Mengapa susunan upacara hari masih mengunci ke dokumen lama
Tanpa edaran baru, satuan di daerah tidak boleh menambah ritual di luar kerangka resmi. Pembina upacara menempatkan diri dulu, pasukan disiapkan pemimpin lapangan, lalu penghormatan dan laporan siap disampaikan sebelum aba-aba berikutnya.
Unsur wajib Gerakan Pramuka tetap empat: pengibaran Sang Saka Merah Putih, pembacaan Pancasila, penyampaian kode kehormatan, serta doa penutup. Formasi menyesuaikan golongan agar barisan terlihat rapi dari tribun.
Siaga membentuk lingkaran. Penggalang memakai formasi jangkar. Penegak dan Pandega berbaris bersaf. Campuran diatur pimpinan setempat sesuai lebar lapangan.

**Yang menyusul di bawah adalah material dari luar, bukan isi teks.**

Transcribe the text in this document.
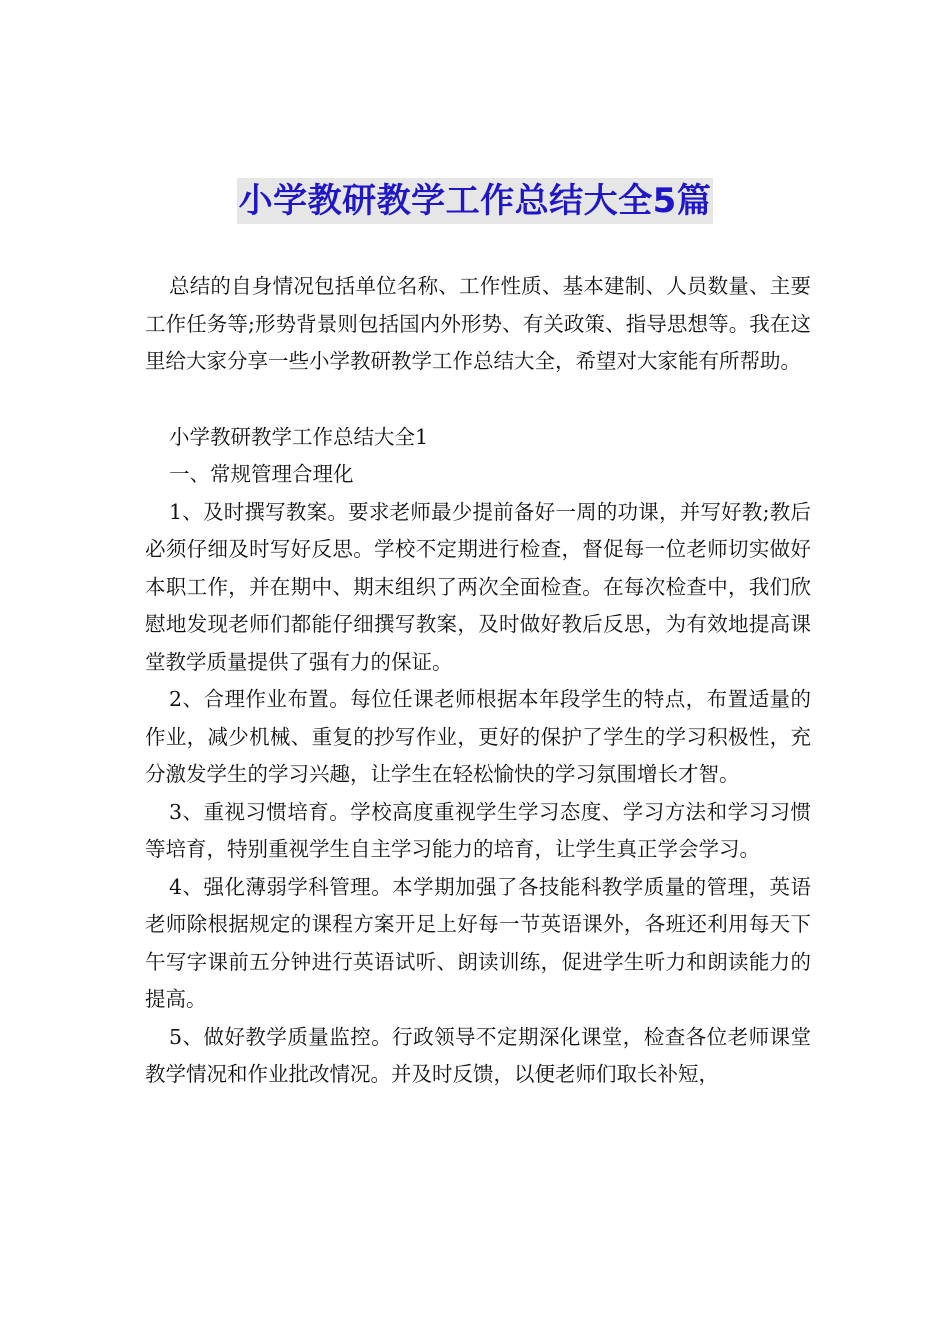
小学教研教学工作总结大全5篇

总结的自身情况包括单位名称、工作性质、基本建制、人员数量、主要工作任务等;形势背景则包括国内外形势、有关政策、指导思想等。我在这里给大家分享一些小学教研教学工作总结大全，希望对大家能有所帮助。

小学教研教学工作总结大全1

一、常规管理合理化

1、及时撰写教案。要求老师最少提前备好一周的功课，并写好教;教后必须仔细及时写好反思。学校不定期进行检查，督促每一位老师切实做好本职工作，并在期中、期末组织了两次全面检查。在每次检查中，我们欣慰地发现老师们都能仔细撰写教案，及时做好教后反思，为有效地提高课堂教学质量提供了强有力的保证。

2、合理作业布置。每位任课老师根据本年段学生的特点，布置适量的作业，减少机械、重复的抄写作业，更好的保护了学生的学习积极性，充分激发学生的学习兴趣，让学生在轻松愉快的学习氛围增长才智。

3、重视习惯培育。学校高度重视学生学习态度、学习方法和学习习惯等培育，特别重视学生自主学习能力的培育，让学生真正学会学习。

4、强化薄弱学科管理。本学期加强了各技能科教学质量的管理，英语老师除根据规定的课程方案开足上好每一节英语课外，各班还利用每天下午写字课前五分钟进行英语试听、朗读训练，促进学生听力和朗读能力的提高。

5、做好教学质量监控。行政领导不定期深化课堂，检查各位老师课堂教学情况和作业批改情况。并及时反馈，以便老师们取长补短，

Alur pengibaran di upacara hari pramuka tanpa edaran baru

Petugas pengibar merentangkan kain merah putih terlebih dahulu. Mereka mengucapkan bendera siap, kemudian seluruh barisan memberi hormat bersamaan lagu kebangsaan dimainkan korps musik atau paduan suara.
Begitu kain mencapai puncak tiang, pemimpin memberi aba-aba tegak. Petugas mundur tiga langkah lalu hormat lagi sebelum kembali ke posisi semula. Urutan itu menghindari salah langkah yang sering terjadi saat angin kencang.
Dwidarma dibacakan golongan Siaga. Dasadarma untuk Penggalang, Penegak, dan Pandega. Hormat hanya diberikan pada pengucapan Dwisatya atau Trisatya, bukan pada seluruh bait janji.
Susunan Upacara Hari Pramuka 2026 dan Makna Tema di tingkat satuan

Kompetitor menonjolkan frasa Susunan Upacara Hari Pramuka 2026 Lengkap, Siap pakai. Optimaise News menekankan bahwa kelengkapan justru lahir dari disiplin terhadap dokumen 1979, bukan dari daftar acara yang diciptakan semalam.
Makna tema ke-65 tidak mengubah protokol gerak. Tema meramaikan pidato pembina, bukan menambah baris baru di naskah upacara. Pembina cukup menyinggung usia gerakan di sambutan singkat setelah bendera berkibar.
Latihan sehari sebelumnya cukup mengulang empat blok: persiapan pasukan, pengibaran, pembacaan janji sesuai golongan, dan doa. Dengan ritme itu, barisan tetap kompak meski cuaca berubah mendadak pada 14 Agustus 2026.